Изменить размер шрифта - +

Жизнь с Джей-Би на условиях проекта (а когда их жизнь не вращалась вокруг его капризов и придумок?) практически ничем не отличалась от обычной жизни с Джей-Би. Урезав общение с Малкольмом, он не стал реже обращаться к нему с мелкими просьбами — захватить для него что-то в магазине, пополнить его карточку для прачечной, раз ему все равно по пути, одолжить экземпляр «Дон-Кихота» на занятие по испанскому, а то Джей-Би оставил свой в мужском туалете библиотеки. То, что он не разговаривал с Виллемом, не значило, что он отказался от прочих способов коммуникации, включая массу эсэмэсок и наспех нацарапанных записок («Пойд. смтр. Крестного отца у Рэкса?») — по мнению Малкольма, Ли Лозано бы этого не одобрила. С Джудом он общался в стиле «Ионеско для бедных», но этот стиль явно не годился, чтобы попросить Джуда сделать за него домашнее задание по матанализу, и тогда Ионеско внезапно превращался в Муссолини, особенно когда до Ионеско доходило, что есть целый набор задач, к которым он вообще еще не притрагивался, потому что был слишком занят в мужском туалете библиотеки, а занятие начинается через сорок три минуты («Но ты ведь успеешь, правда, Джуди?»).

Естественно, Джей-Би не был бы Джей-Би, если бы его выходка тут же не привлекла сверстников, падких на все броское и блестящее, так что его маленький эксперимент немедленно был описан в газете колледжа, а после в новом афроамериканском литературном журнале «Раскаяние есть», и в течение некоторого утомительного периода времени о нем говорил весь кампус. Все это внимание раздуло в нем угасший было энтузиазм (Джей-Би жил по новым правилам всего восемь дней, но Малкольм видел, что иногда он просто лопается от желания поговорить с Виллемом) — он смог продержаться еще два дня, после чего величественно завершил эксперимент, заявив, что добился успеха и доказал все, что хотел.
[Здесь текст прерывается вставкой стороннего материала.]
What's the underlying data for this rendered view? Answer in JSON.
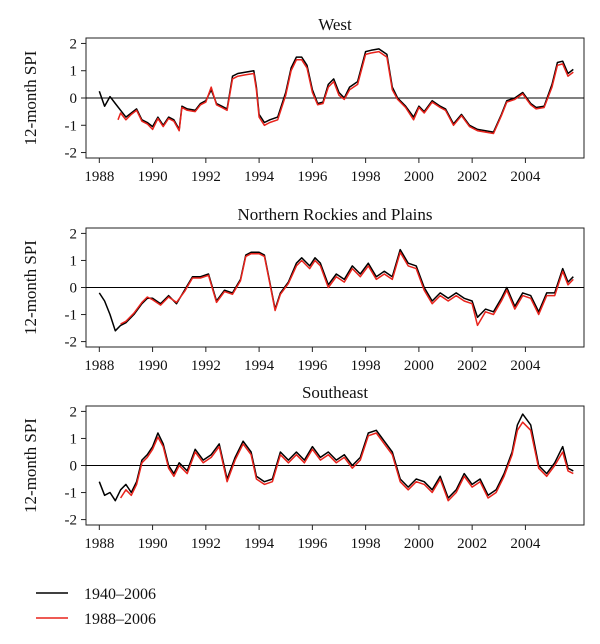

— И что же ты хотел доказать? — спросил Малкольм. — Что можешь доводить белых до белого каления, даже когда не разговариваешь с ними?

— Ой, иди в жопу, Мэл, — лениво отозвался Джей-Би, слишком довольный своим успехом, чтобы ввязываться в спор. — Тебе не понять.
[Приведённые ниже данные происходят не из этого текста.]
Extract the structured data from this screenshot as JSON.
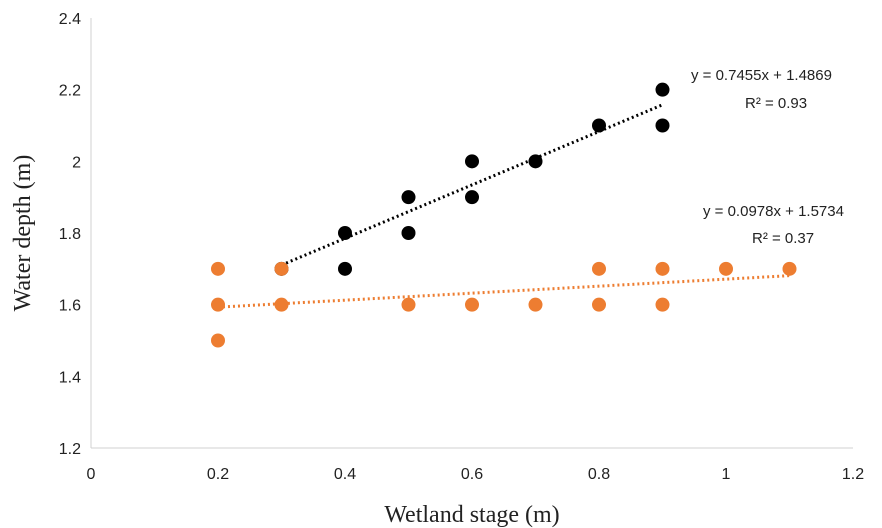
{
  "chart_data": {
    "type": "scatter",
    "title": "",
    "xlabel": "Wetland stage (m)",
    "ylabel": "Water depth (m)",
    "xlim": [
      0,
      1.2
    ],
    "ylim": [
      1.2,
      2.4
    ],
    "x_ticks": [
      "0",
      "0.2",
      "0.4",
      "0.6",
      "0.8",
      "1",
      "1.2"
    ],
    "y_ticks": [
      "1.2",
      "1.4",
      "1.6",
      "1.8",
      "2",
      "2.2",
      "2.4"
    ],
    "grid": false,
    "legend": "none",
    "series": [
      {
        "color": "#000000",
        "points": [
          [
            0.3,
            1.7
          ],
          [
            0.4,
            1.8
          ],
          [
            0.4,
            1.7
          ],
          [
            0.5,
            1.9
          ],
          [
            0.5,
            1.8
          ],
          [
            0.6,
            2.0
          ],
          [
            0.6,
            1.9
          ],
          [
            0.7,
            2.0
          ],
          [
            0.8,
            2.1
          ],
          [
            0.9,
            2.2
          ],
          [
            0.9,
            2.1
          ]
        ],
        "trendline": {
          "slope": 0.7455,
          "intercept": 1.4869,
          "x_range": [
            0.3,
            0.9
          ],
          "equation": "y = 0.7455x + 1.4869",
          "r2": "R² = 0.93"
        }
      },
      {
        "color": "#ED7D31",
        "points": [
          [
            0.2,
            1.7
          ],
          [
            0.2,
            1.6
          ],
          [
            0.2,
            1.5
          ],
          [
            0.3,
            1.7
          ],
          [
            0.3,
            1.6
          ],
          [
            0.5,
            1.6
          ],
          [
            0.6,
            1.6
          ],
          [
            0.7,
            1.6
          ],
          [
            0.8,
            1.7
          ],
          [
            0.8,
            1.6
          ],
          [
            0.9,
            1.7
          ],
          [
            0.9,
            1.6
          ],
          [
            1.0,
            1.7
          ],
          [
            1.1,
            1.7
          ]
        ],
        "trendline": {
          "slope": 0.0978,
          "intercept": 1.5734,
          "x_range": [
            0.2,
            1.1
          ],
          "equation": "y = 0.0978x + 1.5734",
          "r2": "R² = 0.37"
        }
      }
    ]
  }
}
И он отправился на встречу со своим бойфрендом, белым парнем с лицом благочестивого богомола, который всегда смотрел на Джей-Би с выражением такого обожания, что Малкольма начинало тошнить.
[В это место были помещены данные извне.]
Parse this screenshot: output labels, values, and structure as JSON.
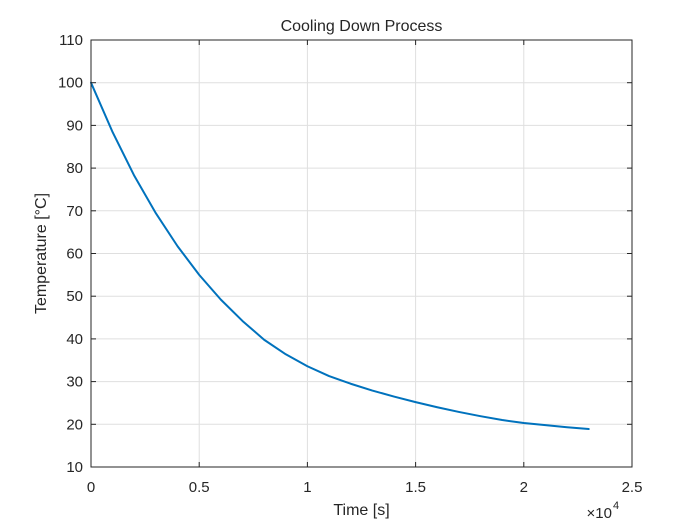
{
  "chart_data": {
    "type": "line",
    "title": "Cooling Down Process",
    "xlabel": "Time [s]",
    "ylabel": "Temperature [°C]",
    "x_multiplier_base": "×10",
    "x_multiplier_exp": "4",
    "xlim": [
      0,
      25000
    ],
    "ylim": [
      10,
      110
    ],
    "xticks": [
      0,
      5000,
      10000,
      15000,
      20000,
      25000
    ],
    "xtick_labels": [
      "0",
      "0.5",
      "1",
      "1.5",
      "2",
      "2.5"
    ],
    "yticks": [
      10,
      20,
      30,
      40,
      50,
      60,
      70,
      80,
      90,
      100,
      110
    ],
    "ytick_labels": [
      "10",
      "20",
      "30",
      "40",
      "50",
      "60",
      "70",
      "80",
      "90",
      "100",
      "110"
    ],
    "grid": true,
    "series": [
      {
        "color": "#0072BD",
        "x": [
          0,
          1000,
          2000,
          3000,
          4000,
          5000,
          6000,
          7000,
          8000,
          9000,
          10000,
          11000,
          12000,
          13000,
          14000,
          15000,
          16000,
          17000,
          18000,
          19000,
          20000,
          21000,
          22000,
          23000
        ],
        "y": [
          100,
          88.4,
          78.2,
          69.4,
          61.7,
          55.0,
          49.2,
          44.2,
          39.8,
          36.4,
          33.6,
          31.3,
          29.5,
          27.9,
          26.5,
          25.2,
          24.0,
          22.9,
          21.9,
          21.0,
          20.3,
          19.8,
          19.3,
          18.9
        ]
      }
    ]
  }
}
В то время Малкольм был убежден, что расовый дискомфорт, который он испытывает, — временное состояние, чисто контекстуальное ощущение, которое у каждого пробуждается в колледже, но потом проходит. Он никогда не испытывал никаких особых чувств, никакой гордости по поводу своей расы, разве что косвенно: он знал, что ему следует определенным образом относиться к некоторым вещам (например, к таксистам), но это знание было чисто теоретическим, не подкреплялось его собственным опытом. И все-таки принадлежность к черной расе была важной частью его семейного нарратива, тех историй, которые рассказывались и пересказывались, пока не залоснились от времени: как его отец был третьим черным управляющим директором в инвестиционной компании, третьим черным председателем правления в очень белой подготовительной школе для мальчиков, в которую ходил Малкольм, вторым черным финансовым директором крупного коммерческого банка. (Отец Малкольма родился слишком поздно, чтобы стать первым черным кем бы то ни было, но в своем ареале обитания — к югу от Девяносто шестой улицы и к северу от Пятьдесят седьмой, к востоку от Пятой и к западу от Лексингтон — он был такой же редкой птицей, как краснохвостый сарыч, который гнездился иногда в зубчатой стене напротив их дома на Парк-авеню.) По мере взросления факт отцовской (и, наверное, его собственной) принадлежности к черной расе отошел на задний план, уступая место другим факторам, которые были важнее в их части Нью-Йорка, — таким, например, как известность матери в литературных кругах Манхэттена, — и, что еще более важно, их богатству.